Somut olayda, aracın kayden maliki davalı şirket olup davalı şirket vekili, aracın kaza tarihinden önce dava dışı ... Şirketine kiraya verildiğini belirterek buna ilişkin
olarak oto kiralama sözleşmesi adı altındaki adi yazılı kira sözleşmesini sunmuştur. Mahkemece, aracın uzun süreli kira akti ile ... Şirketine kiralandığı gerekçesiyle dava reddedilmiştir. Eksik inceleme ile karar verilemez.
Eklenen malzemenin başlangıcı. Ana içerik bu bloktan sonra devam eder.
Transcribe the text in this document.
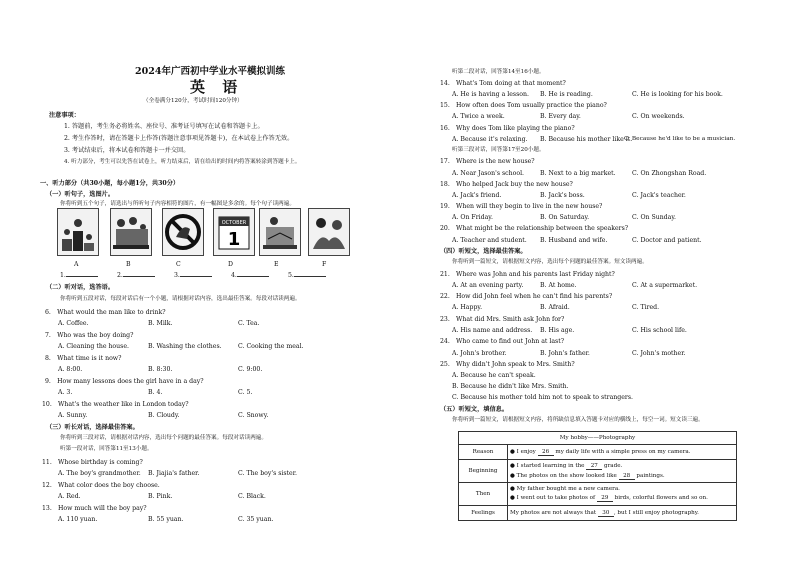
2024年广西初中学业水平模拟训练
英 语
（全卷满分120分，考试时间120分钟）
注意事项：
1. 答题前，考生务必将姓名、座位号、准考证号填写在试卷和答题卡上。
2. 考生作答时，请在答题卡上作答(答题注意事项见答题卡)，在本试卷上作答无效。
3. 考试结束后，将本试卷和答题卡一并交回。
4. 听力部分，考生可以先答在试卷上，听力结束后，请在给出的时间内将答案转涂到答题卡上。
一、听力部分（共30小题，每小题1分，共30分）
（一）听句子，选图片。
你将听到五个句子，请选出与所听句子内容相符的图片，有一幅图是多余的。每个句子读两遍。
OCTOBER
1
A	B	C	D	E	F
1.	2.	3.	4.	5.
（二）听对话，选答语。
你将听到五段对话，每段对话后有一个小题，请根据对话内容，选出最佳答案。每段对话读两遍。
6.　What would the man like to drink?
A. Coffee.	B. Milk.	C. Tea.
7.　Who was the boy doing?
A. Cleaning the house.	B. Washing the clothes.	C. Cooking the meal.
8.　What time is it now?
A. 8:00.	B. 8:30.	C. 9:00.
9.　How many lessons does the girl have in a day?
A. 3.	B. 4.	C. 5.
10.　What's the weather like in London today?
A. Sunny.	B. Cloudy.	C. Snowy.
（三）听长对话，选择最佳答案。
你将听到三段对话，请根据对话内容，选出每个问题的最佳答案。每段对话读两遍。
听第一段对话，回答第11至13小题。
11.　Whose birthday is coming?
A. The boy's grandmother. B. Jiajia's father.	C. The boy's sister.
12.　What color does the boy choose.
A. Red.	B. Pink.	C. Black.
13.　How much will the boy pay?
A. 110 yuan.	B. 55 yuan.	C. 35 yuan.
听第二段对话，回答第14至16小题。
14.　What's Tom doing at that moment?
A. He is having a lesson. B. He is reading.	C. He is looking for his book.
15.　How often does Tom usually practice the piano?
A. Twice a week.	B. Every day.	C. On weekends.
16.　Why does Tom like playing the piano?
A. Because it's relaxing. B. Because his mother like it.
C. Because he'd like to be a musician.
听第三段对话，回答第17至20小题。
17.　Where is the new house?
A. Near Jason's school.	B. Next to a big market.	C. On Zhongshan Road.
18.　Who helped Jack buy the new house?
A. Jack's friend.	B. Jack's boss.	C. Jack's teacher.
19.　When will they begin to live in the new house?
A. On Friday.	B. On Saturday.	C. On Sunday.
20.　What might be the relationship between the speakers?
A. Teacher and student. B. Husband and wife.	C. Doctor and patient.
（四）听短文，选择最佳答案。
你将听到一篇短文，请根据短文内容，选出每个问题的最佳答案。短文读两遍。
21.　Where was John and his parents last Friday night?
A. At an evening party.	B. At home.	C. At a supermarket.
22.　How did John feel when he can't find his parents?
A. Happy.	B. Afraid.	C. Tired.
23.　What did Mrs. Smith ask John for?
A. His name and address. B. His age.	C. His school life.
24.　Who came to find out John at last?
A. John's brother.	B. John's father.	C. John's mother.
25.　Why didn't John speak to Mrs. Smith?
A. Because he can't speak.
B. Because he didn't like Mrs. Smith.
C. Because his mother told him not to speak to strangers.
（五）听短文，填信息。
你将听到一篇短文，请根据短文内容，将所缺信息填入答题卡对应的横线上，每空一词。短文读三遍。
My hobby——Photography	
Reason	● I enjoy 26 my daily life with a simple press on my camera.
Beginning	● I started learning in the 27 grade.
● The photos on the show looked like 28 paintings.

Then	● My father bought me a new camera.
● I went out to take photos of 29 birds, colorful flowers and so on.

Feelings	My photos are not always that 30 , but I still enjoy photography.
Buna göre yukarıda açıklanan yasal düzenlemeler ve davalının savunması göz önünde bulundurularak, davalı şirket ile dava dışı ... Mimarlık Ve Mühendislik İnşaat Turizm Oto Sanayi Ticaret Limited Şirketi arasındaki kiralama sözleşmesi dikkate alınarak, taraflar arasında tanzim edilen kira sözleşmesinin uzun süreli ve 3. kişileri bağlayacak güçte bir kira sözleşmesi olup olmadığı, aracın teslim edilip edilmediği, araç üzerinde fiili hakimiyet ve ekonomik yararlanma olup olmadığı, kira sözleşmesinin ve kira bedelinin Maliye ve Vergi Dairelerine bildirilip bildirilmediği, kira bedellerinin ödenip ödenmediğinin, gerektiğinde şartları varsa davalı malik ve kiracının ticari defter ve kayıtları üzerinde bilirkişi marifetiyle inceleme yaptırılmak suretiyle kira sözleşmesinin belirtilen bu deliller ile fatura ve cari hesap hareketleri gibi yan delillerle desteklenip desteklenmediği, davalının işletenlik sıfatının devam edip etmediği hususları tartışılarak varılacak uygun sonuca göre bir karar verilmesi gerekirken eksik araştırma ve inceleme ile yazılı olduğu şekilde karar verilmesi doğru görülmemiştir.
2-Bozma neden ve şekline göre davacı vekilinin sair temyiz itirazlarının incelenmesine gerek görülmemiştir.
SONUÇ: Yukarıda (1) nolu bentte açıklanan nedenlerle davacı vekilinin temyiz itirazlarının kabulü ile hükmün BOZULMASINA, (2) nolu bentte açıklanan nedenlerle davacı vekilinin sair temyiz itirazlarının incelenmesine yer olmadığına, peşin alınan harcın istek halinde temyiz eden davacıya geri verilmesine 17/09/2019 gününde oybirliğiyle karar verildi.